Proactive Governance and Fiscal Health

Korea’s resilience is also a product of disciplined fiscal management and swift government action. Korea maintains a highly stable government debt-to-GDP ratio — around 50-54% in recent data — well below many advanced economies. This gives the government ample fiscal space to implement proactive measures when crises hit, such as targeted subsidies for energy, supply chain diversification initiatives, R&D support and supplementary spending to bolster domestic demand.

For Cambodia, as it continues to develop and urbanise, maintaining a healthy fiscal balance sheet is crucial. Prudent debt management, efficient public spending and anti-corruption measures will keep international investor confidence high. Strategic government interventions — such as infrastructure development, skills programmes and incentives for priority industries — can protect and nurture domestic markets without distorting them. Global institutions and investors reward such fundamentals with lower borrowing costs and increased inflows.

Cambodia is at a pivotal moment in its economic journey. While the country continues to enjoy strong growth and has made remarkable progress in poverty reduction, global volatility is the new normal. Energy shocks, trade fragmentation and technological disruptions will test every emerging economy.

By benchmarking Korea’s model, Cambodia can learn how to transform its economy from one that merely reacts to external shocks to one that can finance its way through them with confidence.

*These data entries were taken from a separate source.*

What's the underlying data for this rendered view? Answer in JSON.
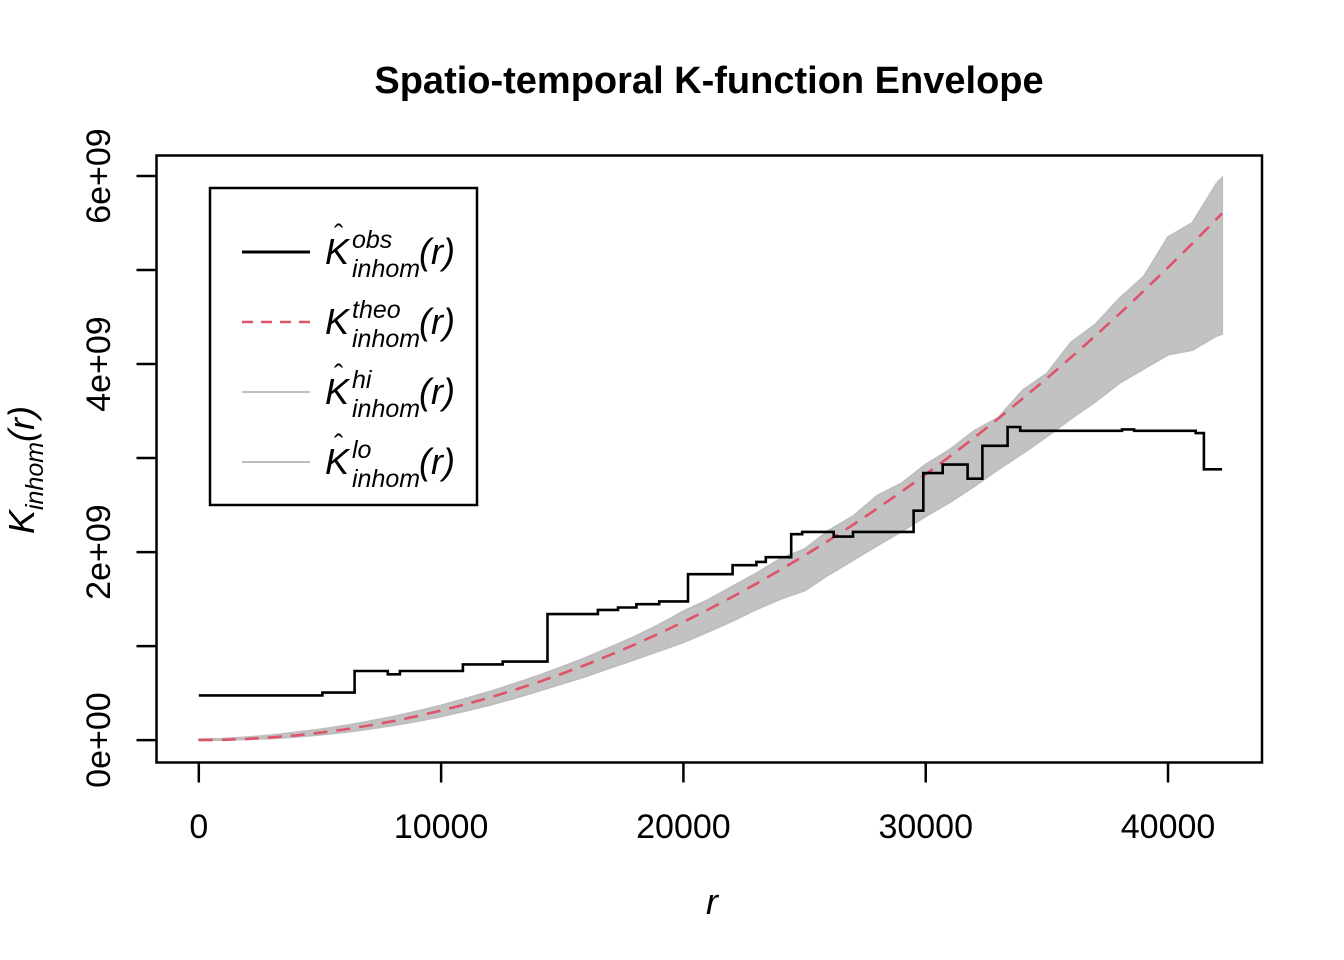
{
  "title": "Spatio-temporal K-function Envelope",
  "colors": {
    "obs": "#000000",
    "theo": "#DF536B",
    "envelope_fill": "#C2C2C2",
    "envelope_line": "#BEBEBE",
    "background": "#FFFFFF",
    "axis": "#000000"
  },
  "axes": {
    "x": {
      "label": "r"
    },
    "y": {
      "main": "K",
      "sub": "inhom",
      "arg": "(r)"
    }
  },
  "legend": {
    "items": [
      {
        "name": "obs",
        "hat": "ˆ",
        "main": "K",
        "sup": "obs",
        "sub": "inhom",
        "arg": "(r)",
        "line_color": "#000000",
        "dashed": false,
        "line_width": 3
      },
      {
        "name": "theo",
        "hat": "",
        "main": "K",
        "sup": "theo",
        "sub": "inhom",
        "arg": "(r)",
        "line_color": "#DF536B",
        "dashed": true,
        "line_width": 2.6
      },
      {
        "name": "hi",
        "hat": "ˆ",
        "main": "K",
        "sup": "hi",
        "sub": "inhom",
        "arg": "(r)",
        "line_color": "#BEBEBE",
        "dashed": false,
        "line_width": 2
      },
      {
        "name": "lo",
        "hat": "ˆ",
        "main": "K",
        "sup": "lo",
        "sub": "inhom",
        "arg": "(r)",
        "line_color": "#BEBEBE",
        "dashed": false,
        "line_width": 2
      }
    ]
  },
  "chart_data": {
    "type": "line",
    "title": "Spatio-temporal K-function Envelope",
    "xlabel": "r",
    "ylabel": "K_inhom(r)",
    "xlim": [
      -1746,
      43878
    ],
    "ylim_e9": [
      -0.2385,
      6.2185
    ],
    "grid": false,
    "legend_position": "top-left",
    "x_ticks": [
      {
        "value": 0,
        "label": "0"
      },
      {
        "value": 10000,
        "label": "10000"
      },
      {
        "value": 20000,
        "label": "20000"
      },
      {
        "value": 30000,
        "label": "30000"
      },
      {
        "value": 40000,
        "label": "40000"
      }
    ],
    "y_ticks": [
      {
        "value_e9": 0,
        "label": "0e+00"
      },
      {
        "value_e9": 1,
        "label": ""
      },
      {
        "value_e9": 2,
        "label": "2e+09"
      },
      {
        "value_e9": 3,
        "label": ""
      },
      {
        "value_e9": 4,
        "label": "4e+09"
      },
      {
        "value_e9": 5,
        "label": ""
      },
      {
        "value_e9": 6,
        "label": "6e+09"
      }
    ],
    "r_grid": [
      0,
      1000,
      2000,
      3000,
      4000,
      5000,
      6000,
      7000,
      8000,
      9000,
      10000,
      11000,
      12000,
      13000,
      14000,
      15000,
      16000,
      17000,
      18000,
      19000,
      20000,
      21000,
      22000,
      23000,
      24000,
      25000,
      26000,
      27000,
      28000,
      29000,
      30000,
      31000,
      32000,
      33000,
      34000,
      35000,
      36000,
      37000,
      38000,
      39000,
      40000,
      41000,
      42000,
      42230
    ],
    "series": [
      {
        "name": "theo",
        "style": "dashed",
        "color": "#DF536B",
        "values_e9": [
          0,
          0.003,
          0.013,
          0.028,
          0.05,
          0.079,
          0.113,
          0.154,
          0.201,
          0.254,
          0.314,
          0.38,
          0.452,
          0.531,
          0.616,
          0.707,
          0.804,
          0.908,
          1.018,
          1.134,
          1.257,
          1.385,
          1.521,
          1.662,
          1.81,
          1.963,
          2.124,
          2.29,
          2.463,
          2.642,
          2.827,
          3.019,
          3.217,
          3.421,
          3.632,
          3.848,
          4.071,
          4.301,
          4.536,
          4.778,
          5.027,
          5.281,
          5.542,
          5.603
        ]
      },
      {
        "name": "hi",
        "style": "solid",
        "color": "#BEBEBE",
        "values_e9": [
          0.008,
          0.014,
          0.03,
          0.052,
          0.082,
          0.113,
          0.152,
          0.198,
          0.248,
          0.306,
          0.368,
          0.44,
          0.515,
          0.597,
          0.684,
          0.78,
          0.88,
          0.988,
          1.102,
          1.228,
          1.37,
          1.49,
          1.63,
          1.772,
          1.928,
          2.03,
          2.23,
          2.38,
          2.6,
          2.73,
          2.93,
          3.09,
          3.29,
          3.43,
          3.72,
          3.9,
          4.23,
          4.42,
          4.7,
          4.93,
          5.35,
          5.5,
          5.92,
          5.98
        ]
      },
      {
        "name": "lo",
        "style": "solid",
        "color": "#BEBEBE",
        "values_e9": [
          0,
          0.001,
          0.008,
          0.018,
          0.034,
          0.057,
          0.084,
          0.118,
          0.156,
          0.2,
          0.252,
          0.31,
          0.373,
          0.443,
          0.52,
          0.6,
          0.68,
          0.77,
          0.858,
          0.95,
          1.04,
          1.15,
          1.265,
          1.39,
          1.5,
          1.59,
          1.76,
          1.915,
          2.07,
          2.22,
          2.38,
          2.53,
          2.7,
          2.88,
          3.05,
          3.23,
          3.42,
          3.6,
          3.8,
          3.95,
          4.1,
          4.15,
          4.3,
          4.32
        ]
      }
    ],
    "obs_step_points_r_Ke9": [
      [
        0,
        0.475
      ],
      [
        5100,
        0.505
      ],
      [
        6430,
        0.735
      ],
      [
        7800,
        0.7
      ],
      [
        8300,
        0.735
      ],
      [
        10900,
        0.805
      ],
      [
        12540,
        0.835
      ],
      [
        14390,
        1.34
      ],
      [
        16470,
        1.385
      ],
      [
        17300,
        1.41
      ],
      [
        18060,
        1.445
      ],
      [
        19000,
        1.475
      ],
      [
        20190,
        1.765
      ],
      [
        22030,
        1.86
      ],
      [
        23010,
        1.895
      ],
      [
        23400,
        1.945
      ],
      [
        24450,
        2.19
      ],
      [
        24900,
        2.215
      ],
      [
        26200,
        2.165
      ],
      [
        27000,
        2.215
      ],
      [
        29500,
        2.44
      ],
      [
        29900,
        2.84
      ],
      [
        30700,
        2.93
      ],
      [
        31730,
        2.78
      ],
      [
        32340,
        3.13
      ],
      [
        33380,
        3.33
      ],
      [
        33900,
        3.29
      ],
      [
        38100,
        3.305
      ],
      [
        38600,
        3.29
      ],
      [
        41140,
        3.265
      ],
      [
        41480,
        2.88
      ],
      [
        42230,
        2.88
      ]
    ],
    "envelope_fill_between": [
      "hi",
      "lo"
    ]
  }
}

This requires visionary leadership, sustained investment in education and infrastructure, public-private collaboration and a long-term commitment to upgrading industrial capabilities. It is time for Cambodia to reshape its industrial structure, boost its capacity to earn foreign currency through high-value exports and write its own narrative of unbreakable economic resilience.

The path Korea has forged proves that with the right strategies, even resource-constrained nations can achieve enduring strength on the global ledger. Cambodia has the demographic dividend and regional advantages to do the same — now is the moment to act decisively.

Seun Sam is a policy analyst at the Royal Academy of Cambodia. The views and opinions expressed are his own.